In “Death Wave’ the starship crew has returned to Earth and informed the government of the approaching gamma radiation. However, since the deadly radiation won’t reach our solar system for another two thousand years the politicians ruling Earth are in no hurry to protect the planet and as far as saving alien cultures is concerned, well let’s just say they’re not interested at all. The spacefarers have to directly convince the people of Earth in order to force the politicians to begin the massive effort to build starships to journey to the other stars threatened by the gamma radiation.

‘Apes and Angels’ then begins with the starship Odysseus arriving at the star Mithra, named for the ancient Persian man-god. Mithra possesses two planets that contain life. Mithra-alpha, closest to the star, has octopus like creatures that make noises to each other and who may be intelligent. Planet gamma has two-armed, two-legged creatures that live in primitive villages who definitely are intelligent.

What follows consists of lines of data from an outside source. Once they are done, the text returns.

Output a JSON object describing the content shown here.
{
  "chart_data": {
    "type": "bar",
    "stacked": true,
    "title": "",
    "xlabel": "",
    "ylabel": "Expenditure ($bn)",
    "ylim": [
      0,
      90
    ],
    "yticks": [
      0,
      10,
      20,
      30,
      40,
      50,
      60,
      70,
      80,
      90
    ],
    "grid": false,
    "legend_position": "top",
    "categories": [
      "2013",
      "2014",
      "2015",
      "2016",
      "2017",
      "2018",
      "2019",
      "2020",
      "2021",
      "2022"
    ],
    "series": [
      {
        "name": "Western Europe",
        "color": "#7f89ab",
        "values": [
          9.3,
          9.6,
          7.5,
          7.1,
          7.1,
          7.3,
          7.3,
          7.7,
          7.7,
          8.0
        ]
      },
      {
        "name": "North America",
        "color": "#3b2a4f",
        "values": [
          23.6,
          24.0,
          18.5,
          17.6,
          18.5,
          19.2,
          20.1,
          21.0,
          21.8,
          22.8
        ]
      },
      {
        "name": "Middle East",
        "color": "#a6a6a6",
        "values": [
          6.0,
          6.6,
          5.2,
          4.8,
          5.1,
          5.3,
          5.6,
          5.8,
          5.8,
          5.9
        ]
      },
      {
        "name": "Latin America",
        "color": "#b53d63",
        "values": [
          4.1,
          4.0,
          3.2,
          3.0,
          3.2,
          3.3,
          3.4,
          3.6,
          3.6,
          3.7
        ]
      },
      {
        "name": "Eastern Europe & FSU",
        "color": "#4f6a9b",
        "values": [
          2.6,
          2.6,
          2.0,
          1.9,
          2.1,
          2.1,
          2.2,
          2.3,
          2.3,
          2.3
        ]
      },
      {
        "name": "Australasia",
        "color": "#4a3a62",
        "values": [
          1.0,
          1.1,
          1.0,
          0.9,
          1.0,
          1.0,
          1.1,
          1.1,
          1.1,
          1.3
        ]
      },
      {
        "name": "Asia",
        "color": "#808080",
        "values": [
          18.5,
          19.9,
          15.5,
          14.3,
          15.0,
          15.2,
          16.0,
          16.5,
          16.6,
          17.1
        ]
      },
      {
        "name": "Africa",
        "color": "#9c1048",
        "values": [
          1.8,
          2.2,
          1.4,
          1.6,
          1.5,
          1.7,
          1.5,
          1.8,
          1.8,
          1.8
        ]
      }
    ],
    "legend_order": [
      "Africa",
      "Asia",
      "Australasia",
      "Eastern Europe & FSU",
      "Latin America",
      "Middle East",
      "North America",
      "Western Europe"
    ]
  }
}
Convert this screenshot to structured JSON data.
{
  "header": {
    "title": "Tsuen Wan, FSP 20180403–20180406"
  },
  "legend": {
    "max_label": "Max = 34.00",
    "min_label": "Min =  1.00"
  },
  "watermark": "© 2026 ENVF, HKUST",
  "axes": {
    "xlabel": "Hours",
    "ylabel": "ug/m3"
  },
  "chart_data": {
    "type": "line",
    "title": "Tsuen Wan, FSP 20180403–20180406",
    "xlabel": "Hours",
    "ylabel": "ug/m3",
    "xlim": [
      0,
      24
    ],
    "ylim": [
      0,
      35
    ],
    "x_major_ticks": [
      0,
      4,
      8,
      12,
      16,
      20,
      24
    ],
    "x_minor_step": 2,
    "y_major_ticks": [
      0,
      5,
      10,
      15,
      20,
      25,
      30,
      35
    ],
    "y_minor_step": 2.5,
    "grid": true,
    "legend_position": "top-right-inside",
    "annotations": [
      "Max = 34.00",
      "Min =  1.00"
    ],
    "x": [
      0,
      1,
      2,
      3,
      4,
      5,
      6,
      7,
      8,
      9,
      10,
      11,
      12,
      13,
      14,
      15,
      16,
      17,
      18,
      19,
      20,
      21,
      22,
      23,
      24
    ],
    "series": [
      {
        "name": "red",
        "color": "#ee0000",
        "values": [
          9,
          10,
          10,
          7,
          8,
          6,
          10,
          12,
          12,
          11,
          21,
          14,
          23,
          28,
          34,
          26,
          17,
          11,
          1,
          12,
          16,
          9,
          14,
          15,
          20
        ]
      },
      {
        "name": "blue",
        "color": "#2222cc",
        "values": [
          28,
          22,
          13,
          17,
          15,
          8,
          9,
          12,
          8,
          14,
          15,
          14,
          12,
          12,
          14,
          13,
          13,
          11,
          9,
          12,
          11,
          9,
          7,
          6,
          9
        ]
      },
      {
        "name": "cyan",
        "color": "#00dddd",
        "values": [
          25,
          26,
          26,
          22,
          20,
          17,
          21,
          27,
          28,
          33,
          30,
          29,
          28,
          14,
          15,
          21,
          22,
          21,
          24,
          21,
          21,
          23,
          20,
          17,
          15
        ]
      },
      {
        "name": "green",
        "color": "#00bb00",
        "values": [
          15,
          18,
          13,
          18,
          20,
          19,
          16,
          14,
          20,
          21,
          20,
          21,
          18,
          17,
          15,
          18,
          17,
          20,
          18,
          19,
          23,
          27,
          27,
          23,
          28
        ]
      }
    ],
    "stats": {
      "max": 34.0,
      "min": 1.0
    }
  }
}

The expedition to Mithra is led by Adrian Kosoff, a scientist turned bureaucrat who wants to run the mission like a military unit, everybody knowing and doing their job and following, if not orders at least instructions. Kosoff is ambitious and by being the man in charge hopes to get credit for the mission’s success and discoveries.

Kosoff’s nemesis is Brad MacDaniels, a young anthropologist who follows his intuition and likes to break the rules. Much of the plot of ‘Apes and Angels’ revolves around the conflict; non-violent I hasten to add, between these two men.

Of course this is a setup of the usual conflict between generations, between the methodical plodder and the hunch taker, between the tried and true and the new and novel. In my opinion Ben Bova leans a little to heavy on the side of MacDaniels. The younger man’s intuition is always right and he always gets the better of Kosoff.

Better handled is the mystery of the Mithra solar system. As soon as the Odysseus arrives it is quickly realized that the alignment of the planets is not stable. The planet alpha is so close to its sun that it is boiling away while gamma comes so close to beta every 60 years that they will collide within the next million years. The astrophysicists in the Odysseus’ crew determine that something, or someone has disrupted this solar system within the last 100,000 years.

I don’t want to give away too much of the plot details so I think I’ll leave it there. The story will continue in the next installment, ‘Survival’ so don’t expect all of the answers. Like all of Ben Bova’s novels ‘Apes and Angles’ was both enjoyable and a quick read but it is just an installment in a larger work. When I finish reading ‘Survival’ I’ll let you know how everything works out.